The architect, as the representative of an art discipline mediating between function and creativity, saw himself around 1900 as the guarantor for this visual reform of people’s everyday lives. Loos, however, saw the reform endangered by a purely superficial aesthetic approach and fought for his principal idea of a cultural re-proselytisation, which would make Austria a part of western culture once more. He assigned this role in 1898 to the profession of the architect: “He doesn’t have to know the cultural needs of his time precisely, but he has to stand at the vanguard of this culture.” His rejection of Hoffmann-type creativity has to be understood with this in mind: “In order to find the style of our time, we have to be modern people. But people who seek to change the things that are already in the style of our time or wish to replace them with other forms – I’m only referring to cutlery – show that they don’t recognise the style of our time. They will seek it in vain.” And further: “For me, tradition is everything; giving a free rein to the imagination only comes second for me.” The definition of this idea of tradition to which Hoffmann – just like Loos – committed himself on founding the Wiener Werkstätte clarifies the difference between the two positions. While Loos propagated the traditional separation of art and handicraft as one of his key statements, Hoffmann saw the link-up with a lost standard of quality guaranteed in the revival of the handicraft tradition, led by the artist or architect.

No example within the decorative arts is better qualified to illustrate these ideas on the theory of design than the cutlery designed by Hoffmann in 1912 and executed by the Wiener Werkstätte. It was made during the time of the first, major economic problems for the Wiener Werkstätte and strikingly manifests the inadequacies of fin-de-siècle Viennese aestheticism in terms of realpolitik. The reform movement surrounding the young Josef Hoffmann was initially oriented on idealistic, democratically motivated ideas, but very soon backlashed into a movement motivated by artistic self-fulfilment. This meant concentration on the production of luxury goods of the highest artistic and handcrafted quality, and the exclusive concentration and reliance on wealthy patrons – a situation that deprived the Wiener Werkstätte firstly of the broad-based effect of social reform it initially aspired to and secondly the required realistic base for the economic enactment of its concept.

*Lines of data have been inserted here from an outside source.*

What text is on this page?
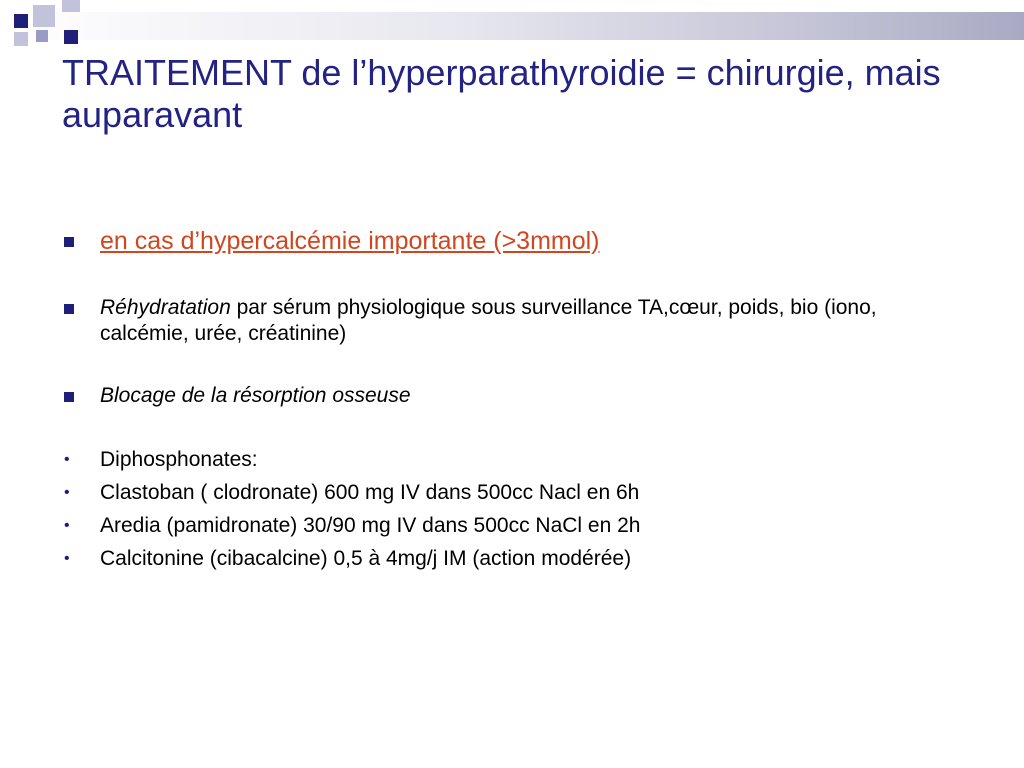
TRAITEMENT de l’hyperparathyroidie = chirurgie, mais auparavant
en cas d’hypercalcémie importante (>3mmol)
Réhydratation par sérum physiologique sous surveillance TA,cœur, poids, bio (iono, calcémie, urée, créatinine)
Blocage de la résorption osseuse
• Diphosphonates:
• Clastoban ( clodronate) 600 mg IV dans 500cc Nacl en 6h
• Aredia (pamidronate) 30/90 mg IV dans 500cc NaCl en 2h
• Calcitonine (cibacalcine) 0,5 à 4mg/j IM (action modérée)
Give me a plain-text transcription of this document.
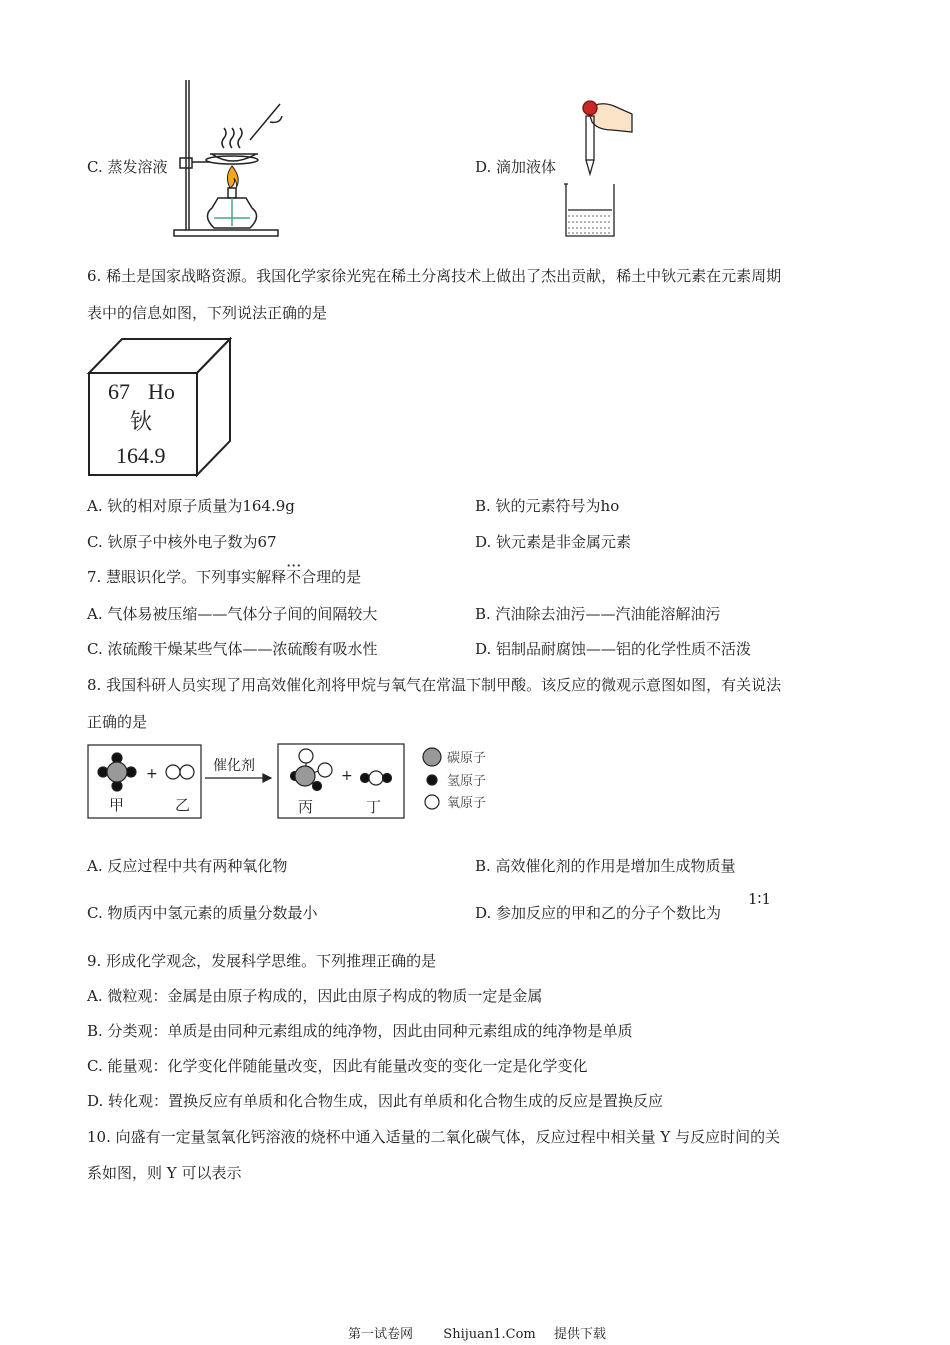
C. 蒸发溶液	D. 滴加液体
6. 稀土是国家战略资源。我国化学家徐光宪在稀土分离技术上做出了杰出贡献，稀土中钬元素在元素周期
表中的信息如图，下列说法正确的是
67 Ho
钬
164.9
A. 钬的相对原子质量为164.9g	B. 钬的元素符号为ho
C. 钬原子中核外电子数为67	D. 钬元素是非金属元素
7. 慧眼识化学。下列事实解释··· 不合理的是
A. 气体易被压缩——气体分子间的间隔较大	B. 汽油除去油污——汽油能溶解油污
C. 浓硫酸干燥某些气体——浓硫酸有吸水性	D. 铝制品耐腐蚀——铝的化学性质不活泼
8. 我国科研人员实现了用高效催化剂将甲烷与氧气在常温下制甲酸。该反应的微观示意图如图，有关说法
正确的是
+	催化剂
甲	乙
+
丙	丁
碳原子
氢原子
氧原子
A. 反应过程中共有两种氧化物	B. 高效催化剂的作用是增加生成物质量
C. 物质丙中氢元素的质量分数最小	D. 参加反应的甲和乙的分子个数比为
1∶1
9. 形成化学观念，发展科学思维。下列推理正确的是
A. 微粒观：金属是由原子构成的，因此由原子构成的物质一定是金属
B. 分类观：单质是由同种元素组成的纯净物，因此由同种元素组成的纯净物是单质
C. 能量观：化学变化伴随能量改变，因此有能量改变的变化一定是化学变化
D. 转化观：置换反应有单质和化合物生成，因此有单质和化合物生成的反应是置换反应
10. 向盛有一定量氢氧化钙溶液的烧杯中通入适量的二氧化碳气体，反应过程中相关量 Y 与反应时间的关
系如图，则 Y 可以表示
第一试卷网 Shijuan1.Com 提供下载
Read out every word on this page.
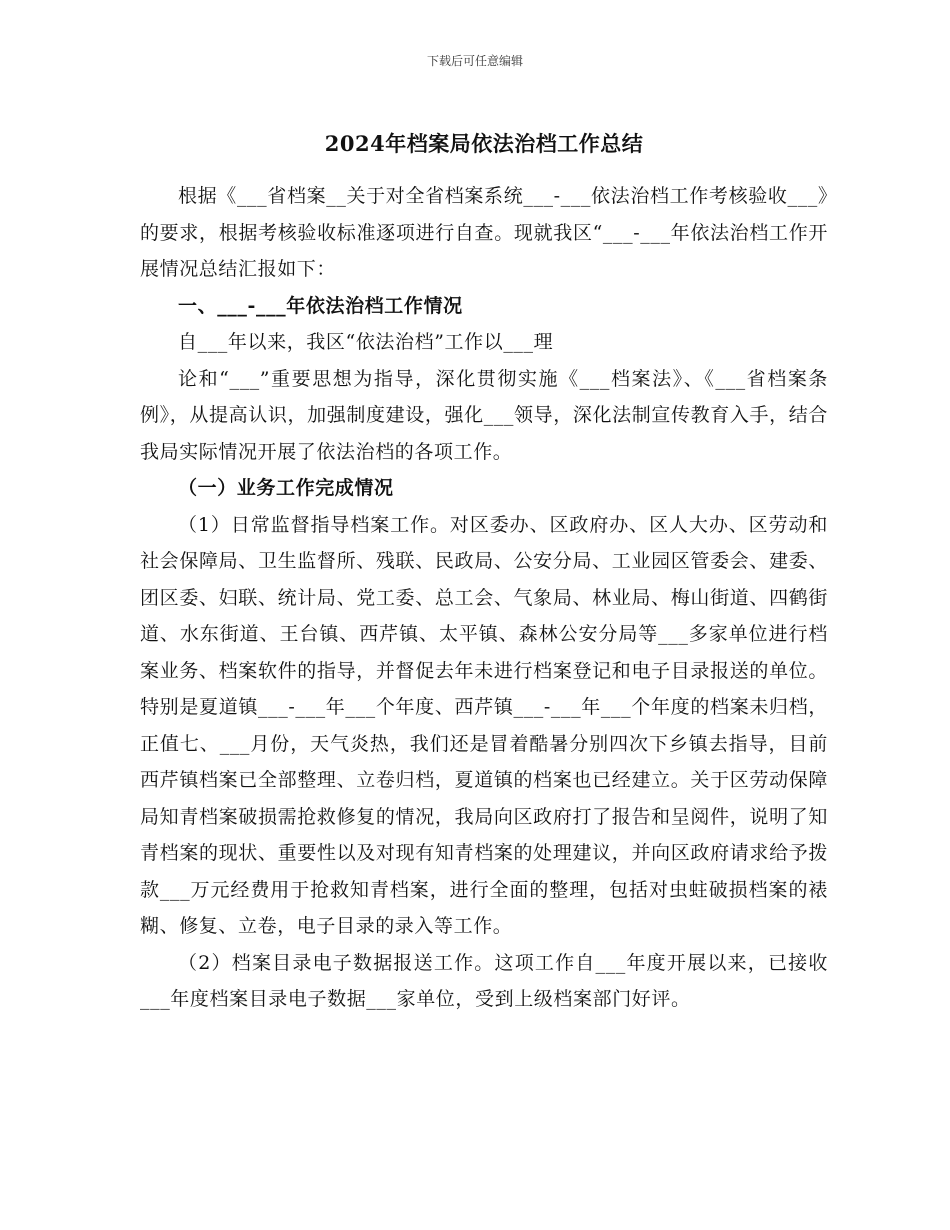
下载后可任意编辑
2024年档案局依法治档工作总结

根据《___省档案__关于对全省档案系统___-___依法治档工作考核验收___》的要求，根据考核验收标准逐项进行自查。现就我区“___-___年依法治档工作开展情况总结汇报如下：

一、___-___年依法治档工作情况

自___年以来，我区“依法治档”工作以___理

论和“___”重要思想为指导，深化贯彻实施《___档案法》、《___省档案条例》，从提高认识，加强制度建设，强化___领导，深化法制宣传教育入手，结合我局实际情况开展了依法治档的各项工作。

（一）业务工作完成情况

（1）日常监督指导档案工作。对区委办、区政府办、区人大办、区劳动和社会保障局、卫生监督所、残联、民政局、公安分局、工业园区管委会、建委、团区委、妇联、统计局、党工委、总工会、气象局、林业局、梅山街道、四鹤街道、水东街道、王台镇、西芹镇、太平镇、森林公安分局等___多家单位进行档案业务、档案软件的指导，并督促去年未进行档案登记和电子目录报送的单位。特别是夏道镇___-___年___个年度、西芹镇___-___年___个年度的档案未归档，正值七、___月份，天气炎热，我们还是冒着酷暑分别四次下乡镇去指导，目前西芹镇档案已全部整理、立卷归档，夏道镇的档案也已经建立。关于区劳动保障局知青档案破损需抢救修复的情况，我局向区政府打了报告和呈阅件，说明了知青档案的现状、重要性以及对现有知青档案的处理建议，并向区政府请求给予拨款___万元经费用于抢救知青档案，进行全面的整理，包括对虫蛀破损档案的裱糊、修复、立卷，电子目录的录入等工作。

（2）档案目录电子数据报送工作。这项工作自___年度开展以来，已接收___年度档案目录电子数据___家单位，受到上级档案部门好评。
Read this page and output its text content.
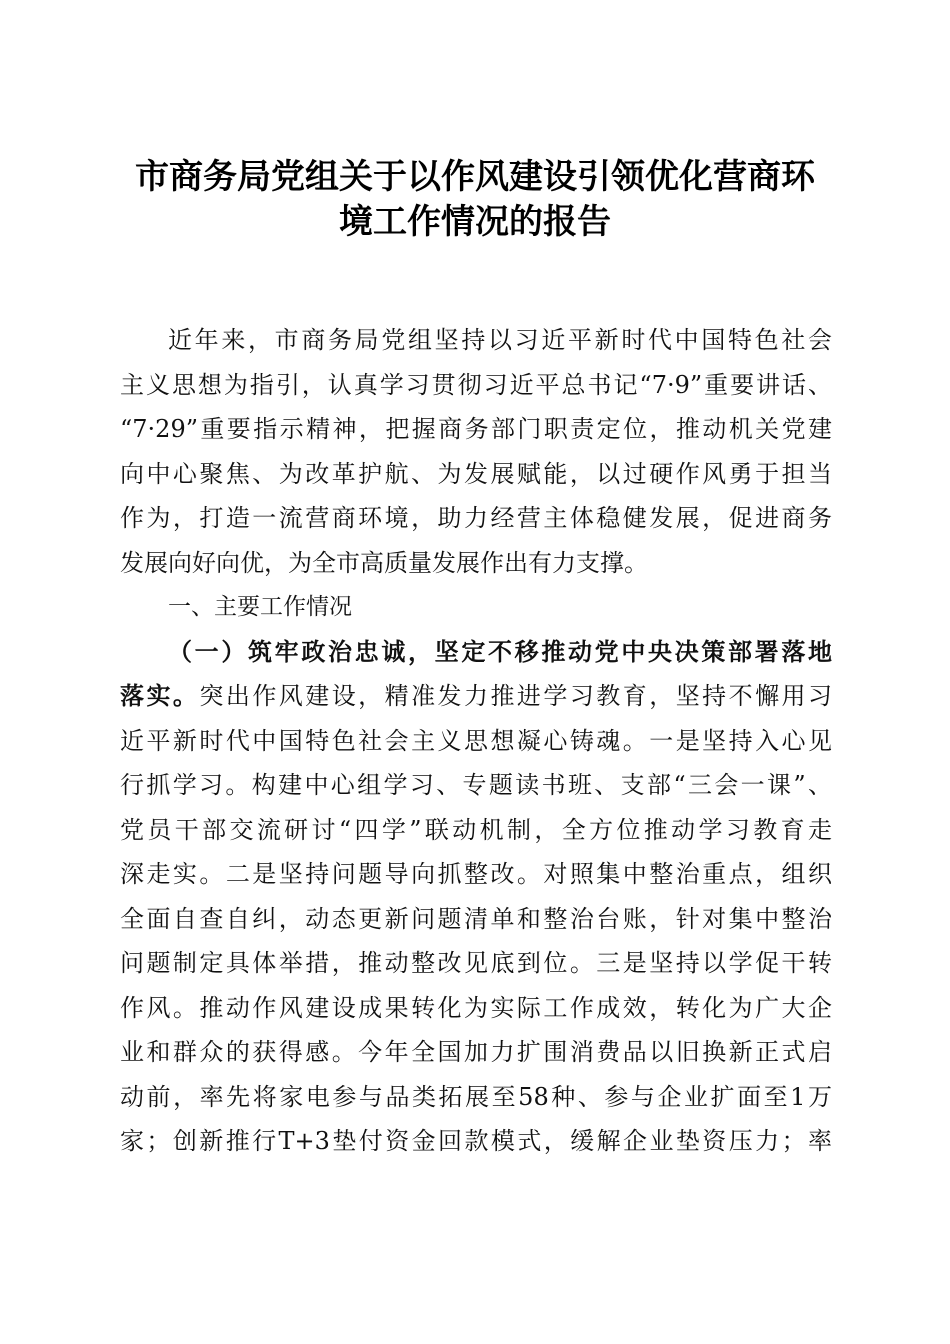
市商务局党组关于以作风建设引领优化营商环
境工作情况的报告
近年来，市商务局党组坚持以习近平新时代中国特色社会
主义思想为指引，认真学习贯彻习近平总书记“7·9”重要讲话、
“7·29”重要指示精神，把握商务部门职责定位，推动机关党建
向中心聚焦、为改革护航、为发展赋能，以过硬作风勇于担当
作为，打造一流营商环境，助力经营主体稳健发展，促进商务
发展向好向优，为全市高质量发展作出有力支撑。
一、主要工作情况
（一）筑牢政治忠诚，坚定不移推动党中央决策部署落地
落实。突出作风建设，精准发力推进学习教育，坚持不懈用习
近平新时代中国特色社会主义思想凝心铸魂。一是坚持入心见
行抓学习。构建中心组学习、专题读书班、支部“三会一课”、
党员干部交流研讨“四学”联动机制，全方位推动学习教育走
深走实。二是坚持问题导向抓整改。对照集中整治重点，组织
全面自查自纠，动态更新问题清单和整治台账，针对集中整治
问题制定具体举措，推动整改见底到位。三是坚持以学促干转
作风。推动作风建设成果转化为实际工作成效，转化为广大企
业和群众的获得感。今年全国加力扩围消费品以旧换新正式启
动前，率先将家电参与品类拓展至58种、参与企业扩面至1万
家；创新推行T+3垫付资金回款模式，缓解企业垫资压力；率
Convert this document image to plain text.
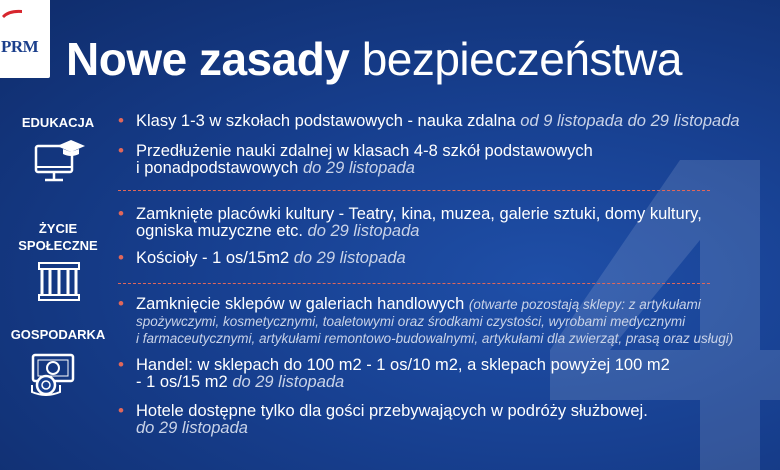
PRM Nowe zasady bezpieczeństwa
EDUKACJA
ŻYCIE
SPOŁECZNE
GOSPODARKA
• Klasy 1-3 w szkołach podstawowych - nauka zdalna od 9 listopada do 29 listopada
• Przedłużenie nauki zdalnej w klasach 4-8 szkół podstawowych
i ponadpodstawowych do 29 listopada
• Zamknięte placówki kultury - Teatry, kina, muzea, galerie sztuki, domy kultury,
ogniska muzyczne etc. do 29 listopada
• Kościoły - 1 os/15m2 do 29 listopada
• Zamknięcie sklepów w galeriach handlowych (otwarte pozostają sklepy: z artykułami
spożywczymi, kosmetycznymi, toaletowymi oraz środkami czystości, wyrobami medycznymi
i farmaceutycznymi, artykułami remontowo-budowalnymi, artykułami dla zwierząt, prasą oraz usługi)
• Handel: w sklepach do 100 m2 - 1 os/10 m2, a sklepach powyżej 100 m2
- 1 os/15 m2 do 29 listopada
• Hotele dostępne tylko dla gości przebywających w podróży służbowej.
do 29 listopada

The extremely luxurious execution of this silvery cutlery with malachite cabochons seems to be one reason that the Wiener Werkstätte produced only fish knife and fork, fruit knife and fork, and a fish–serving set of knife and fork from this cutlery model (S 2569-74). Certainly conceived originally as a complete cutlery service, in January 1912 the Wiener Werkstätte produced no more than 24 fish knives and forks at a selling price of 20 crowns each, then in February 1912 24 fruit knives and forks at a selling price of 18.50 crowns each, and finally the fish servers. No specifications on a purchaser appear in the Wiener Werkstätte order books, so it seems plausible that Hoffmann primarily planned the realisation of a new design idea and thoughts of selling were only secondary. In design, this model is an extremely more luxurious version of his “round model” of 1907 conceived for the furnishings of the Cabaret Fledermaus. Instead of the plain, smooth surface of the handles there is a grid pattern in relief interrupted by laurel sprays, and in place of the smooth, domed end of the handle a malachite cabochon is fitted.